PDF(Pubmed)
Abstract:
The exact processes underlying atrial fibrillation (AF) are still unclear. It has been suggested that epicardial adipose tissue (EAT) may contribute to arrhythmias and can release various bioactive molecules, including exosomes containing tRNA-derived small RNAs (tsRNAs). Numerous studies have indicated that these tsRNAs can significantly affect key cellular functions. However, there is currently no research investigating the relationship between tsRNAs from EAT and AF. In order to explore the regulatory mechanisms of tsRNAs from EAT associated with AF, we conducted RNA-sequencing analysis on EAT samples collected from 6 AF patients and 6 control subjects with sinus rhythm. Our analysis revealed an upregulation of 146 tsRNAs and a downregulation of 126 tsRNAs in AF. Furthermore, we randomly selected four tsRNAs (tRF-SeC-TCA-001, tiRNA-Gly-CCC-003, tRF-Gly-GCC-002, and tRF-Tyr-GTA-007) for validation using quantitative reverse transcription-polymerase chain reaction. Following this, bioinformatic analyses revealed that the target genes of these tsRNAs were prominently involved in the regulation of cell adhesion and various cellular processes mediated by plasma membrane adhesion molecules.
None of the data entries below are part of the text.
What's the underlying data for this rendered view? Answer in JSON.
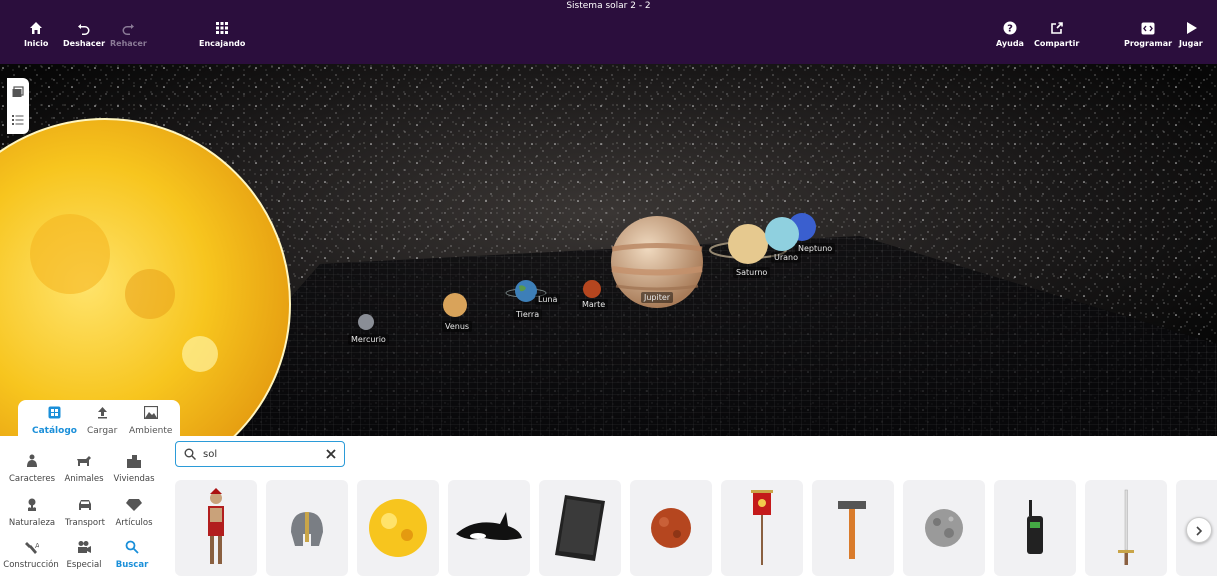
{
  "app": {
    "title": "Sistema solar 2 - 2"
  },
  "toolbar": {
    "inicio": "Inicio",
    "deshacer": "Deshacer",
    "rehacer": "Rehacer",
    "encajando": "Encajando",
    "ayuda": "Ayuda",
    "compartir": "Compartir",
    "programar": "Programar",
    "jugar": "Jugar"
  },
  "scene": {
    "planets": {
      "mercurio": "Mercurio",
      "venus": "Venus",
      "tierra": "Tierra",
      "luna": "Luna",
      "marte": "Marte",
      "jupiter": "Jupiter",
      "saturno": "Saturno",
      "urano": "Urano",
      "neptuno": "Neptuno"
    }
  },
  "catalog_tabs": {
    "catalogo": "Catálogo",
    "cargar": "Cargar",
    "ambiente": "Ambiente"
  },
  "categories": {
    "caracteres": "Caracteres",
    "animales": "Animales",
    "viviendas": "Viviendas",
    "naturaleza": "Naturaleza",
    "transport": "Transport",
    "articulos": "Artículos",
    "construccion": "Construcción",
    "especial": "Especial",
    "buscar": "Buscar"
  },
  "search": {
    "value": "sol"
  },
  "results": [
    {
      "icon": "roman-soldier-icon"
    },
    {
      "icon": "gladiator-helmet-icon"
    },
    {
      "icon": "sun-icon"
    },
    {
      "icon": "orca-icon"
    },
    {
      "icon": "solar-panel-icon"
    },
    {
      "icon": "mars-icon"
    },
    {
      "icon": "roman-banner-icon"
    },
    {
      "icon": "hammer-icon"
    },
    {
      "icon": "moon-icon"
    },
    {
      "icon": "walkie-talkie-icon"
    },
    {
      "icon": "sword-icon"
    }
  ],
  "colors": {
    "topbar": "#2b0e3d",
    "accent": "#1a8fd9",
    "sun": "#f7c51e",
    "jupiter": "#d9b48e"
  }
}
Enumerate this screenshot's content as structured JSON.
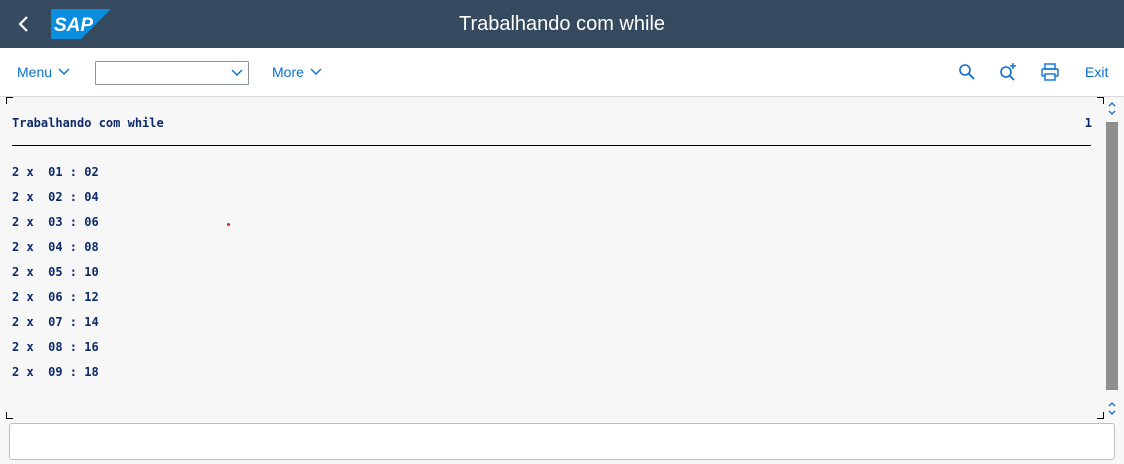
{
  "header": {
    "title": "Trabalhando com while",
    "logo_text": "SAP",
    "colors": {
      "shell_bg": "#354a5f",
      "logo_blue": "#0a8fe0"
    }
  },
  "toolbar": {
    "menu_label": "Menu",
    "select_value": "",
    "more_label": "More",
    "exit_label": "Exit",
    "icons": [
      "search-icon",
      "search-plus-icon",
      "print-icon"
    ]
  },
  "list": {
    "title": "Trabalhando com while",
    "page_number": "1",
    "rows": [
      "2 x  01 : 02",
      "2 x  02 : 04",
      "2 x  03 : 06",
      "2 x  04 : 08",
      "2 x  05 : 10",
      "2 x  06 : 12",
      "2 x  07 : 14",
      "2 x  08 : 16",
      "2 x  09 : 18"
    ]
  },
  "command_field": {
    "value": ""
  }
}
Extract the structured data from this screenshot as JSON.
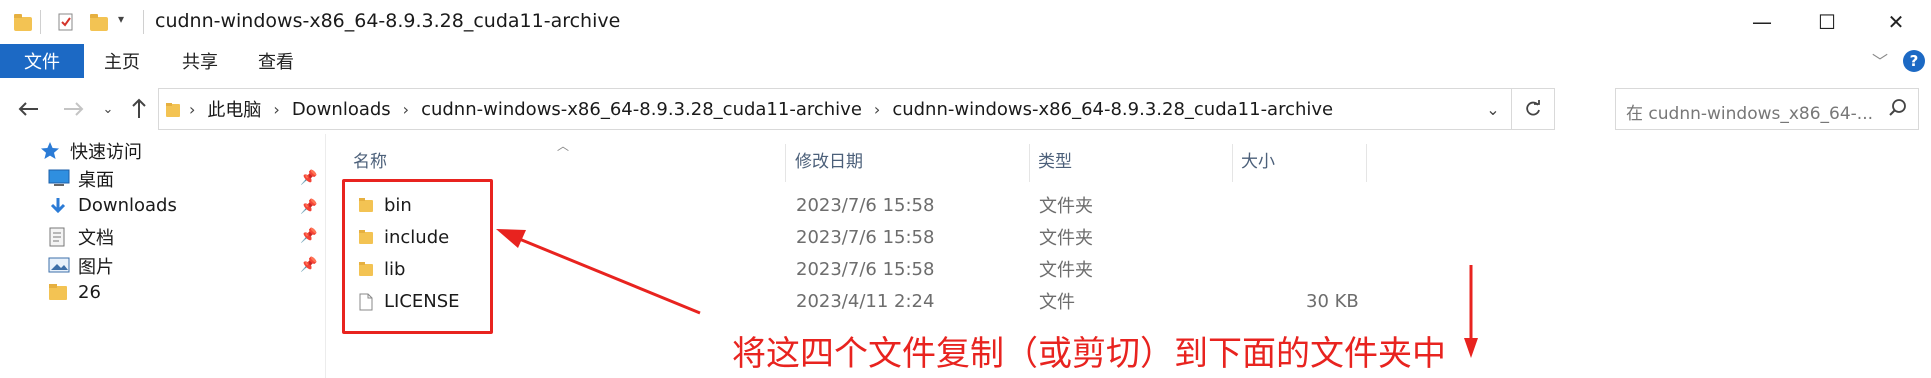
{
  "window": {
    "title": "cudnn-windows-x86_64-8.9.3.28_cuda11-archive",
    "minimize_glyph": "—",
    "maximize_glyph": "☐",
    "close_glyph": "✕"
  },
  "ribbon": {
    "tabs": [
      {
        "label": "文件",
        "active": true
      },
      {
        "label": "主页",
        "active": false
      },
      {
        "label": "共享",
        "active": false
      },
      {
        "label": "查看",
        "active": false
      }
    ],
    "help_label": "?"
  },
  "address": {
    "crumbs": [
      "此电脑",
      "Downloads",
      "cudnn-windows-x86_64-8.9.3.28_cuda11-archive",
      "cudnn-windows-x86_64-8.9.3.28_cuda11-archive"
    ],
    "search_placeholder": "在 cudnn-windows_x86_64-..."
  },
  "nav": {
    "quick_access": "快速访问",
    "items": [
      {
        "label": "桌面",
        "icon": "desktop-icon",
        "pinned": true
      },
      {
        "label": "Downloads",
        "icon": "download-icon",
        "pinned": true
      },
      {
        "label": "文档",
        "icon": "document-icon",
        "pinned": true
      },
      {
        "label": "图片",
        "icon": "pictures-icon",
        "pinned": true
      },
      {
        "label": "26",
        "icon": "folder-icon",
        "pinned": false
      }
    ]
  },
  "columns": {
    "name": "名称",
    "modified": "修改日期",
    "type": "类型",
    "size": "大小"
  },
  "files": [
    {
      "name": "bin",
      "modified": "2023/7/6 15:58",
      "type": "文件夹",
      "size": "",
      "icon": "folder-icon"
    },
    {
      "name": "include",
      "modified": "2023/7/6 15:58",
      "type": "文件夹",
      "size": "",
      "icon": "folder-icon"
    },
    {
      "name": "lib",
      "modified": "2023/7/6 15:58",
      "type": "文件夹",
      "size": "",
      "icon": "folder-icon"
    },
    {
      "name": "LICENSE",
      "modified": "2023/4/11 2:24",
      "type": "文件",
      "size": "30 KB",
      "icon": "file-icon"
    }
  ],
  "annotation": {
    "text": "将这四个文件复制（或剪切）到下面的文件夹中",
    "color": "#e8231f"
  },
  "colors": {
    "accent": "#1c69c4",
    "folder": "#f3c353",
    "annotation": "#e8231f"
  }
}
Additionally, based on KEGG analysis, it was suggested that the majority of these target genes might contribute to the pathogenesis of AF through processes such as glycosaminoglycan biosynthesis, AMP-activated protein kinase activity, and the insulin signaling pathway. Our results elucidate changes in the expression profiles of tsRNAs within EAT samples obtained from AF patients, and they forecast potential target genes and interactions between tsRNAs and mRNA within EAT that could contribute to the pathogenesis of AF.
摘要:
房颤(AF)的确切过程仍不清楚。有人认为,心外膜脂肪组织(EAT)可能有助于心律失常,并可以释放各种生物活性分子,包括含有tRNA衍生的小RNA(tsRNA)的外泌体。大量研究表明,这些tsRNA可以显著影响关键的细胞功能。然而,目前没有研究调查来自EAT和AF的tsRNA之间的关系。为了探讨EAT与AF相关的tsRNAs的调控机制,我们对6例房颤患者和6例窦性心律对照组的EAT样本进行了RNA测序分析.我们的分析揭示了在AF中146个tsRNA的上调和126个tsRNA的下调。此外,我们随机选择4种tsRNA(tRF-SeC-TCA-001,tiRNA-Gly-CCC-003,tRF-Gly-GCC-002和tRF-Tyr-GTA-007)进行定量逆转录-聚合酶链反应验证.在此之后,生物信息学分析显示,这些tsRNA的靶基因显著参与了细胞粘附和质膜粘附分子介导的各种细胞过程的调节。此外,基于KEGG分析,研究表明,这些靶基因中的大多数可能通过糖胺聚糖生物合成等过程参与AF的发病,AMP激活的蛋白激酶活性,和胰岛素信号通路。我们的结果阐明了从AF患者获得的EAT样本中tsRNA表达谱的变化,他们预测了潜在的靶基因以及EAT中tsRNA和mRNA之间的相互作用,这些相互作用可能有助于AF的发病机理。